COLBERT BOUCHER
Pseudo de Rodolphe Laplante, La Revue Desjardins, 1943 et L’Épargne, 1949
D’aussi loin que je me souvienne, j’ai toujours voulu recommencer ma vie, dans une sorte de bégaiement à cheval entre l’esprit et le corps. Virus de l’écriture, de la réécriture, quand en retrait de la parole on peut reprendre mille fois la bouche, multiplier les repentirs, scarifier la page et ses carences avant que sonne l’heure de tombée, ou qu’on déclare simplement forfait en donnant ses mots à lire, faute de soi-même être définitif.

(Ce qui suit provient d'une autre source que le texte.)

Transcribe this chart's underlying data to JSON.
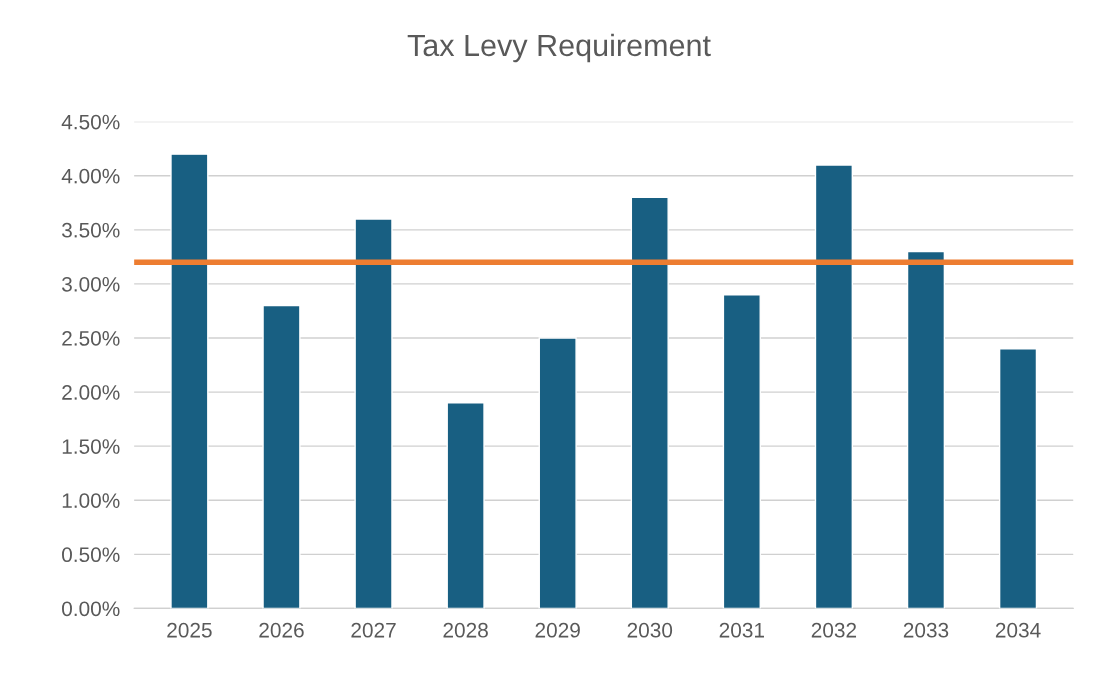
{
  "chart_data": {
    "type": "bar",
    "title": "Tax Levy Requirement",
    "categories": [
      "2025",
      "2026",
      "2027",
      "2028",
      "2029",
      "2030",
      "2031",
      "2032",
      "2033",
      "2034"
    ],
    "values": [
      4.2,
      2.8,
      3.6,
      1.9,
      2.5,
      3.8,
      2.9,
      4.1,
      3.3,
      2.4
    ],
    "color": "#185f82",
    "ylim": [
      0,
      4.5
    ],
    "yticks": [
      {
        "value": 0,
        "label": "0.00%"
      },
      {
        "value": 0.5,
        "label": "0.50%"
      },
      {
        "value": 1,
        "label": "1.00%"
      },
      {
        "value": 1.5,
        "label": "1.50%"
      },
      {
        "value": 2,
        "label": "2.00%"
      },
      {
        "value": 2.5,
        "label": "2.50%"
      },
      {
        "value": 3,
        "label": "3.00%"
      },
      {
        "value": 3.5,
        "label": "3.50%"
      },
      {
        "value": 4,
        "label": "4.00%"
      },
      {
        "value": 4.5,
        "label": "4.50%"
      }
    ],
    "ref_lines": [
      {
        "axis": "y",
        "value": 3.2,
        "color": "#ed7d31",
        "line_style": "solid"
      }
    ],
    "grid": "y"
  }
}
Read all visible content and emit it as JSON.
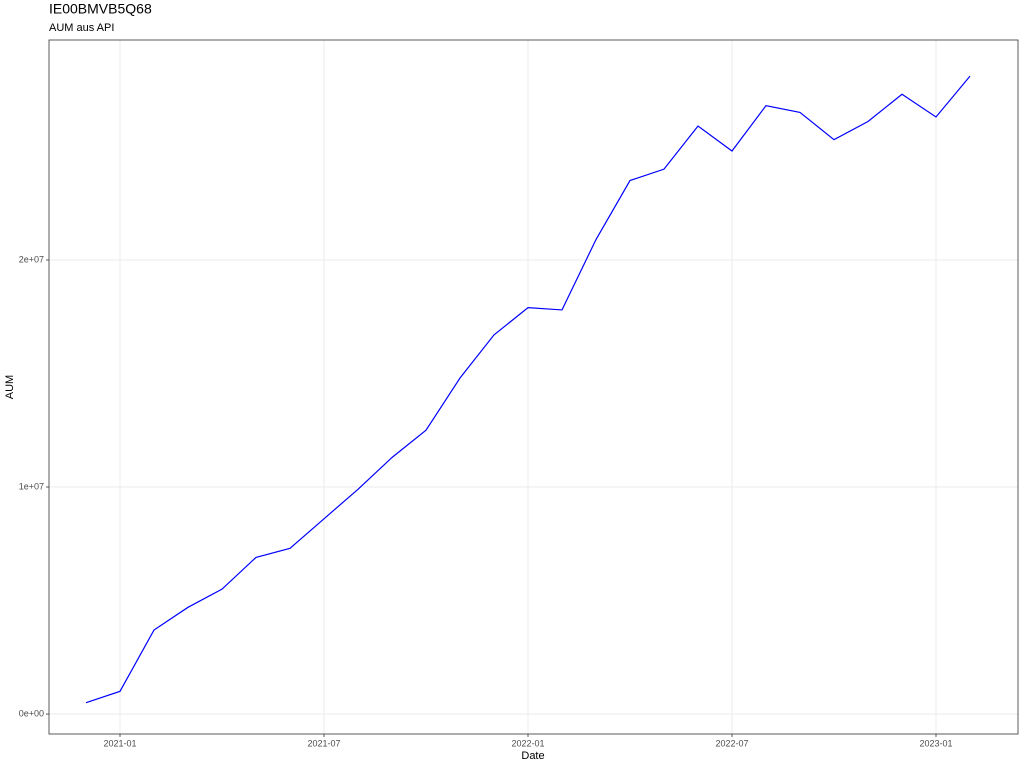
{
  "chart_data": {
    "type": "line",
    "title": "IE00BMVB5Q68",
    "subtitle": "AUM aus API",
    "x_label": "Date",
    "y_label": "AUM",
    "color": "#0000ff",
    "grid": true,
    "x": [
      "2020-12",
      "2021-01",
      "2021-02",
      "2021-03",
      "2021-04",
      "2021-05",
      "2021-06",
      "2021-07",
      "2021-08",
      "2021-09",
      "2021-10",
      "2021-11",
      "2021-12",
      "2022-01",
      "2022-02",
      "2022-03",
      "2022-04",
      "2022-05",
      "2022-06",
      "2022-07",
      "2022-08",
      "2022-09",
      "2022-10",
      "2022-11",
      "2022-12",
      "2023-01",
      "2023-02"
    ],
    "values": [
      500000,
      1000000,
      3700000,
      4700000,
      5500000,
      6900000,
      7300000,
      8600000,
      9900000,
      11300000,
      12500000,
      14800000,
      16700000,
      17900000,
      17800000,
      20900000,
      23500000,
      24000000,
      25900000,
      24800000,
      26800000,
      26500000,
      25300000,
      26100000,
      27300000,
      26300000,
      28100000
    ],
    "xlim": [
      "2020-11",
      "2023-03"
    ],
    "xticks": [
      "2021-01",
      "2021-07",
      "2022-01",
      "2022-07",
      "2023-01"
    ],
    "ylim": [
      -880000,
      29690000
    ],
    "yticks": [
      {
        "value": 0,
        "label": "0e+00"
      },
      {
        "value": 10000000,
        "label": "1e+07"
      },
      {
        "value": 20000000,
        "label": "2e+07"
      }
    ]
  }
}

Né parmi la bohème québécoise de 1972, je me suis retrouvé seul avec ma mère un an plus tard. « Étant mauvais cultivateur je perdis mon père / non, n’apportez pas de lumière / donc je le perdis » : ces paroles d’Henri Michaux1, qui allaient m’accompagner au long cours dans vingt ans, évoquent sans doute l’attrait qui m’habite pour l’obscur, sans compter mon peu d’aptitudes manuelles. Pour moi, elles signifient aussi la génération, dans la noirceur de l’encre, d’un autre père. Mais celui-ci est un troisième type du pluriel, à la fois fils du fils et entité amovible, partageable, connectée à ce labyrinthe souterrain dont la face visible se présente sous forme de bibliothèque universelle. Étrange labour que développe alors la main. Imprévisibles semences. Littérature.
Le père partit, son nom resta. Non sans une trouble suspicion autour du mot, de son adéquation avec le réel, comme si chaque vocable était à moitié orphelin, en passe de se disjoindre.
Au premier jour sur les bancs de l’école maternelle, l’éducatrice nous invite à nous identifier. Mon tour venu, elle aura beau insister, je m’appelle… Napoléon. « Voyons, mon petit, quel est ton nom ? – J’m’appelle Napoléon. » Si j’avais entendu parler des faits d’armes de l’Empereur, ainsi que d’un grand-oncle ayant le même prénom, j’ignorais encore qu’une certaine catégorie d’hôpitaux regorgeait d’individus revendiquant une telle identité, la main glissée dans la chemise et le regard en Waterloo.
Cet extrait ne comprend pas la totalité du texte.